WWF is calling for an improved implementation and enforcement of the Water Framework Directive, effective integration of water management aspects into relevant sectoral policies, such as agriculture, energy, transport, as well as the safeguarding this strong legislation to ensure sustainable management of water resources and effective ecosystem protection. 

Sophie Bauer, Communications Officer (Freshwater), WWF European Policy Office   
+32 471 05 25 11

Notes to the editors:

[1] Percentage of lakes, rivers, estuaries and coastal waters monitored from Member States’ River Basin Management Plans during the 2010-2015 monitoring period. 

[2] Living Planet Report, WWF, 2016: Globally, populations of freshwater species have declined by 81% between 1970 and 2012, at a faster rate than any other ecosystem.

About the Water Framework Directive (WFD)
  1. The Water Framework Directive is one of the EU’s most progressive pieces of environmental legislation. It requires the protection, enhancement and restoration of our rivers, wetlands, lakes and coastal waters, but Member States are currently failing make it work on the ground;
  2. Under the Water Framework Directive, EU governments have committed to ensure no deterioration and achieve good status for the vast majority of all water bodies by 2015, and at the very latest by 2027;
  3. Where implemented, the Water Framework Directive has proved to be effective in achieving its goals of good water status and non-deterioration, successfully balancing environmental, social and economic requirements.
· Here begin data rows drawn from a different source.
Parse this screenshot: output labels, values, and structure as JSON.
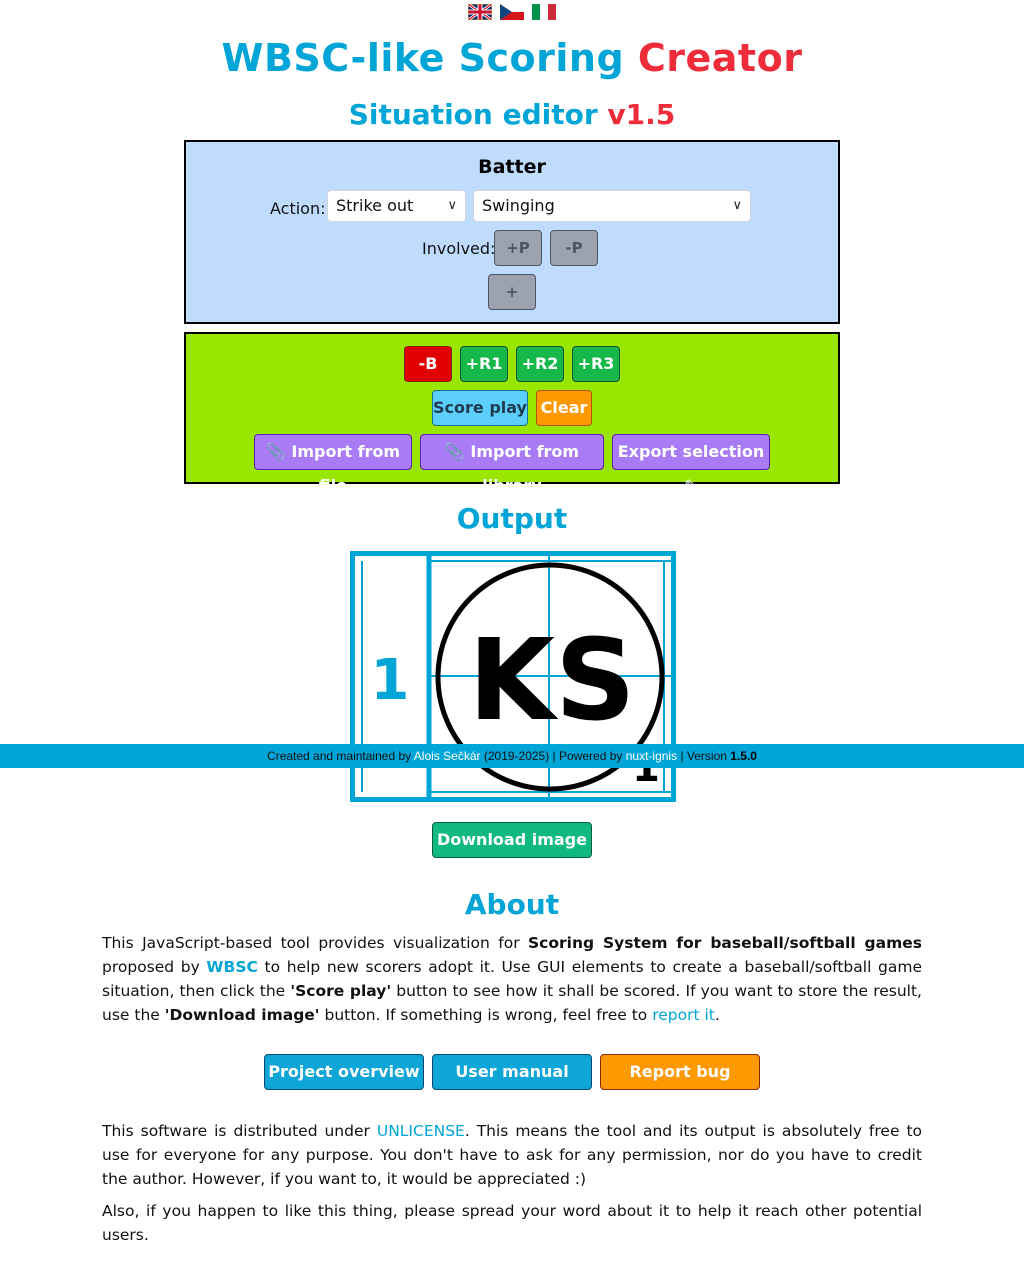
{
  "flags": [
    {
      "name": "english-flag-icon",
      "lang": "en"
    },
    {
      "name": "czech-flag-icon",
      "lang": "cs"
    },
    {
      "name": "italian-flag-icon",
      "lang": "it"
    }
  ],
  "header": {
    "title_main": "WBSC-like Scoring",
    "title_accent": "Creator",
    "subtitle_main": "Situation editor",
    "subtitle_version": "v1.5"
  },
  "batter": {
    "title": "Batter",
    "action_label": "Action:",
    "action_value": "Strike out",
    "specific_value": "Swinging",
    "involved_label": "Involved:",
    "add_player": "+P",
    "remove_player": "-P",
    "add_action": "+"
  },
  "controls": {
    "remove_batter": "-B",
    "add_r1": "+R1",
    "add_r2": "+R2",
    "add_r3": "+R3",
    "score_play": "Score play",
    "clear": "Clear",
    "import_file": "Import from file",
    "import_library": "Import from library",
    "export_selection": "Export selection"
  },
  "output": {
    "heading": "Output",
    "left_number": "1",
    "center_text": "KS",
    "corner_number": "1",
    "download": "Download image"
  },
  "footer": {
    "prefix": "Created and maintained by",
    "author": "Alois Sečkár",
    "years": "(2019-2025) | Powered by",
    "engine": "nuxt-ignis",
    "version_label": "| Version",
    "version": "1.5.0"
  },
  "about": {
    "heading": "About",
    "p1_a": "This JavaScript-based tool provides visualization for",
    "p1_b": "Scoring System for baseball/softball games",
    "p1_c": "proposed by",
    "p1_wbsc": "WBSC",
    "p1_d": "to help new scorers adopt it. Use GUI elements to create a baseball/softball game situation, then click the",
    "p1_e": "'Score play'",
    "p1_f": "button to see how it shall be scored. If you want to store the result, use the",
    "p1_g": "'Download image'",
    "p1_h": "button. If something is wrong, feel free to",
    "p1_link": "report it",
    "p1_end": ".",
    "btn_overview": "Project overview",
    "btn_manual": "User manual",
    "btn_bug": "Report bug",
    "p2_a": "This software is distributed under",
    "p2_link": "UNLICENSE",
    "p2_b": ". This means the tool and its output is absolutely free to use for everyone for any purpose. You don't have to ask for any permission, nor do you have to credit the author. However, if you want to, it would be appreciated :)",
    "p3": "Also, if you happen to like this thing, please spread your word about it to help it reach other potential users."
  },
  "colors": {
    "accent": "#00a5d7",
    "accent_red": "#ef2c3a",
    "batter_panel": "#bfdbfe",
    "actions_panel": "#99e600"
  }
}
The Water Framework Directive is currently undergoing its standard review in the form of a ‘fitness check’. Every piece of EU legislation goes through this process. The fitness check will look at the relevance, effectiveness, efficiency, coherence and EU added value of the Water Framework Directive (and its 'daughters') and the Floods Directive. This will include a stakeholder consultation and a public consultation, which is expected to be launched in September 2018. 

As the Living Rivers Europe coalition WWF and its partners (European Anglers Alliance, European Environmental Bureau, European Rivers Network and Wetlands International) are working on safeguarding the EU Water Framework Directive and strengthening its implementation and enforcement.
The EU Water Framework Directive is a strong law - implementation by EU Member States is the problem.